AMD Secure Memory Encryption feature is flawed and currently disabled by default in the Linux kernel

AMD’s Secure Memory Encryption (SME) feature was found to be flawed, which may cause problems for some Linux systems. This was discovered by Linux engineer Paul Menzel a few days ago. The secure memory encryption function caused some APUs with the code name Raven Ridge to fail to start.

According to Phoronix, the Linux 5.15 kernel is receiving a new fix, which includes disabling AMD’s secure memory encryption feature. This feature is enabled by default, but after it was discovered that a startup failure occurred on a certain AMD system, it is now disabled by default. Developers will first update the Linux 5.15 kernel, but this change will also be transferred to the previous kernel.
AMD EPYC 128 cores

AMD’s Secure Memory Encryption is a feature provided to EPYC and Ryzen Pro series processors, allowing the processor to encrypt memory at the hardware level. AMD said that this feature has no significant impact on performance and is suitable for any operating system and application. Because it is hardware accelerated, it will not rely on software.

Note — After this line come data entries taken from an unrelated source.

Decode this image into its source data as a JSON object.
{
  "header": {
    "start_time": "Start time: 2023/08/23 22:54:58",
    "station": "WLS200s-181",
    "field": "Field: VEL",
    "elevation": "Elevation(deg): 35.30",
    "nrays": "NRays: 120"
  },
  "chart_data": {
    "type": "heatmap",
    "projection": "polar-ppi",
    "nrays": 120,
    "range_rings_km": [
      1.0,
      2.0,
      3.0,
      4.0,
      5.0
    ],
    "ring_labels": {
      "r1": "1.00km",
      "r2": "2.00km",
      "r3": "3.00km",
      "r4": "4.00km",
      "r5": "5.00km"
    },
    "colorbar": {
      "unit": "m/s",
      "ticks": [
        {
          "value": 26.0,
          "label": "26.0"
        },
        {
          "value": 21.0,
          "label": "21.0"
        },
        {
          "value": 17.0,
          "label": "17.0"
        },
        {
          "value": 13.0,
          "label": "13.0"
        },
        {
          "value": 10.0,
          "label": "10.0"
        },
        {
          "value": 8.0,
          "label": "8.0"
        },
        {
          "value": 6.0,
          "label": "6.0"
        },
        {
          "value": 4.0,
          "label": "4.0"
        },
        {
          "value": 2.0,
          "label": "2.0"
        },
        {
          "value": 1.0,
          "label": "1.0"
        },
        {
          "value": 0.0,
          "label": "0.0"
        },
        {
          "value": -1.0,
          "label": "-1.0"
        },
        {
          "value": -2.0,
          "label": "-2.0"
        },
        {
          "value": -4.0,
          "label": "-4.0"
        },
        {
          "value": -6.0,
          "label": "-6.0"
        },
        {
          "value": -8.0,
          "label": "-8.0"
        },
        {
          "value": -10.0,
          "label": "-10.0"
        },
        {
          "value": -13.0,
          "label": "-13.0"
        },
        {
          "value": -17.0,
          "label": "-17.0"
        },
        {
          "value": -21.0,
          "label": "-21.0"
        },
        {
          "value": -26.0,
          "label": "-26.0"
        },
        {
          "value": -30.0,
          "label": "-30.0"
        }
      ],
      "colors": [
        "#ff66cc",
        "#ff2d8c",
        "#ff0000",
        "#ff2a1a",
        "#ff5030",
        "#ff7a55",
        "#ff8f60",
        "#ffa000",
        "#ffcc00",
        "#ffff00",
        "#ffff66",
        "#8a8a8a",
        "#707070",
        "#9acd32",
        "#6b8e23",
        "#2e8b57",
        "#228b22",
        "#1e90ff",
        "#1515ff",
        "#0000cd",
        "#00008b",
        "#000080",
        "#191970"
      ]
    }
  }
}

Although it seems to have many benefits, the secure memory encryption function has an error in the interaction with the IOMMU and graphics driver in the Linux driver, which causes the Linux system host to fail to start. The affected system also does not recognize encrypted memory, especially because some devices do not have the correct direct memory access API or firmware to support SMU. This error mainly occurs on the APU code-named Raven Ridge, other Ryzen series processors may also encounter. Of course, this problem will not affect users of Windows systems.